Я полагаю, что истерия с искоренением должностных не преступлений даже, а, скажем так, неопрятностей связана с политкорректной дурью и в конечном счете сойдет на нет. Но в отношении юридической системы такие игры со сведением политических счетов не просто опасны, а смертельно опасны, поскольку они коррумпируют эту систему. И неважно, идет ли речь о коррупции денежной или идеологической. Юридическая система обязана быть беспристрастной. Возможно для того, чтобы не вовлекать эту систему в выбор власти, от которой система в результате будет зависеть, Старый Свет принял негласное решение: против действующих глав государств не предпринимаются юридические шаги. Полагаю, что это — правильная позиция, защищающая не столько правителей, сколько саму систему правосудия, единственную гарантию полноправности граждан. А чтобы закончить спор с моим давним приятелем, приложу к статье таблицу, которая гуляет по интернету.

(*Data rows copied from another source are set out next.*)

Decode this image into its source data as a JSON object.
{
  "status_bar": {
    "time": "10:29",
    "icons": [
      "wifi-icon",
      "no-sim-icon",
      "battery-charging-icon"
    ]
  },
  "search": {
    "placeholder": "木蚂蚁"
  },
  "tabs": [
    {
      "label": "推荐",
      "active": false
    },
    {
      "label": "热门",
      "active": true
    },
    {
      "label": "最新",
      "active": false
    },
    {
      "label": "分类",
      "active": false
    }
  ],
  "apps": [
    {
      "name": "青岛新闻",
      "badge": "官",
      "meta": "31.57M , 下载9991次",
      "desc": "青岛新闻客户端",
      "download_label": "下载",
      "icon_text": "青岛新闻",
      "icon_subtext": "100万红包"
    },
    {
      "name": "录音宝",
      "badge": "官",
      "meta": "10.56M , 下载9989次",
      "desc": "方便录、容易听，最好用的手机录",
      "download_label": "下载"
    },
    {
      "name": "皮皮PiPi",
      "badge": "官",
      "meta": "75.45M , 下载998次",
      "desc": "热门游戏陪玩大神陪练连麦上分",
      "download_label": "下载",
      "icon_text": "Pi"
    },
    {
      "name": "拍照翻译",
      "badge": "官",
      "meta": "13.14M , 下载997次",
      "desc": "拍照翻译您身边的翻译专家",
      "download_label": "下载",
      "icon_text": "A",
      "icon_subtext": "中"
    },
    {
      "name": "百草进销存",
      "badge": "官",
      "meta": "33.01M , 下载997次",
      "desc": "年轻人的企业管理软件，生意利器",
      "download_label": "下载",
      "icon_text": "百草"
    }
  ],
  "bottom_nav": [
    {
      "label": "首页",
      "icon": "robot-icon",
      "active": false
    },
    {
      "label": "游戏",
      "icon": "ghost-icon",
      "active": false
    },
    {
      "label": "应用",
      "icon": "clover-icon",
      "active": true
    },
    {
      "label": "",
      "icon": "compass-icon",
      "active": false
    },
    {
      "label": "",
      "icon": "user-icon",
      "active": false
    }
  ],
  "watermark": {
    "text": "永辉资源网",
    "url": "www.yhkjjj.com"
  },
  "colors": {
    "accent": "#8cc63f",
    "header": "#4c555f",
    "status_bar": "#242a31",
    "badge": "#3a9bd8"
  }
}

Некая дама запросила Фейсбук: «Неужели всего этого добился Биньямин Нетаньяху?» Нет, конечно. У каждой цифири в каждой графе есть много разных причин и следствий. Но то, что Нетаньяху можно приписать почти ко всем этим показателям и не последней строкой, скорее всего, правда. Стоит ли весь его жизненный труд приписываемого ему злоупотребления дареным шампанским и сигарами — решайте сами. Тем более что я могу поручиться за то, что бюджет на неофициальную дипломатию, включающую прием в резиденции главы правительства глав разных государств и их посланцев, смехотворно мал, тогда как плохое шампанское и дешевые сигары могут пагубно сказаться на, скажем, результатах голосования соответствующих стран в ООН.